Our eventual arrangements were such that five of us: we two; Maria; her daughter, Isabella; and Maria’s nephew, Paulo, squeezed into a tiny Volkswagen bug, and set off to visit relatives who they had not seen in years, and who we would learn, truly were overjoyed to see them – even with us tagging along.
That fantastic tour found us visiting first a brother who managed a sugar mill operation, where I became fascinated with the process of creating confectioner’s sugar (essentially, a small enclosed area housing a machine that pounded the granular sugar into submission). Later we slept in our first bed covered with a huge mosquito netting – necessitated by a house with no screens -?? And on another night, I’ll never forget my first shower in an open roof-top affair whose sides only came up four feet – I took my shower while the rest of the family relaxed over afternoon drinks on the other side of the roof-top patio – in retrospect, a bit of gringo cultural shock. On another day, we visited still another, apparently more well-to-do member of Maria’s clan at his mountain ranch, where he was raising “meat steers” – he took pains to explain that even though these were huge animals, they were entirely safe and docile, and he literally made me walk with him out to the herd, where we petted them to prove the point, I guess – I remained unconvinced.
As I think back on this experience, I can’t help but do so with regret – for I now know that this was an experience that most never have. And we had the fortunate opportunity to experience a cross-cultural immersion that few others have had. Yes, we exchanged addresses with Maria, and for a few years we wrote each other – but somehow, and I can’t even recall now how or why, we simply lost touch with each other – this fills me with sincere regret now, I guess it’s a matter of maturation. But the memory does make me more sad than happy now.
Finally, as our island adventure was coming to an end, we proposed a fitting finale to our adventure to take place at a seafood restaurant where we could all dine on “spiny crayfish”, the Caribbean equivalent of a U.S. lobster, as our treat. Isabella insisted that we must try Bacalaitos Fritos as an appetizer – these are a fritter made with dried salt cod, or bacalao, long a famous ingedient in Caribbean cooking – why?, I sure don’t know – my guess is that it’s a Spanish influence.
The spiny crayfish I don’t remember as especially great, but I shall always remember the Bacalaitos Fritos.
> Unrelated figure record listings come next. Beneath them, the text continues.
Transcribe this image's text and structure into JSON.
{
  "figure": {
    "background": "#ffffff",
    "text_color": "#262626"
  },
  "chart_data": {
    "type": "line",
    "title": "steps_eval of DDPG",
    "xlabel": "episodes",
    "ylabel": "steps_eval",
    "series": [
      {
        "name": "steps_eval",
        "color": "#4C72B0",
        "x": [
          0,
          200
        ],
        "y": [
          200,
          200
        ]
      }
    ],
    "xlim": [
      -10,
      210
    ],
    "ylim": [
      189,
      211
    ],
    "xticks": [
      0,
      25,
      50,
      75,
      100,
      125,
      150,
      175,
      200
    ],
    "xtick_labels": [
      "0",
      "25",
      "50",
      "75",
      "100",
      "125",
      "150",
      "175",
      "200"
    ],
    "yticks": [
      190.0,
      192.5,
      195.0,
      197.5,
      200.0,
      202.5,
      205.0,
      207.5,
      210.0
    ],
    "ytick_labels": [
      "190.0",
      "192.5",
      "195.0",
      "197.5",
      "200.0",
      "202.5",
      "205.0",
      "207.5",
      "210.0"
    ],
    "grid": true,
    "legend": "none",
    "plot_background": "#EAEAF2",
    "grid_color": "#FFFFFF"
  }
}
Here’s a recipe so you can try this Puerto Rican specialty too
1/4 lb. bacalao (dried salt cod)
3/4 cup flour
1/2 tsp. baking powder
1/3 tsp. salt, or to taste
3/4 cup water
1 garlic clove
2 Tbs. chopped cilantro
1 envelope sazón seasoning, or sub a Tbs. or two of sofrito
Pepper to taste
Oil for frying
Cut the bacalao in chunks, place in a pot, cover with water and boil for 15 minutes.
Drain, cool, debone, and shred.
In a bowl, combine flour, salt and baking powder.
Make a little well in the center. Pour the water slowly and mix to make a thick batter.
Add the pepper and sazón or sofrito and stir well.
Chop the garlic and cilantro leaves. Add to the mix.
Add the shredded bacalao and mix well.
In a frying or sauce pan, pre-heat a cup or two of oil.
Fry the bacalaitos on high heat by dropping big spoonfuls in hot oil.
Turn as needed.
Bacalaitos are done when they are golden.
Drain in paper towels and let them cool before biting into them.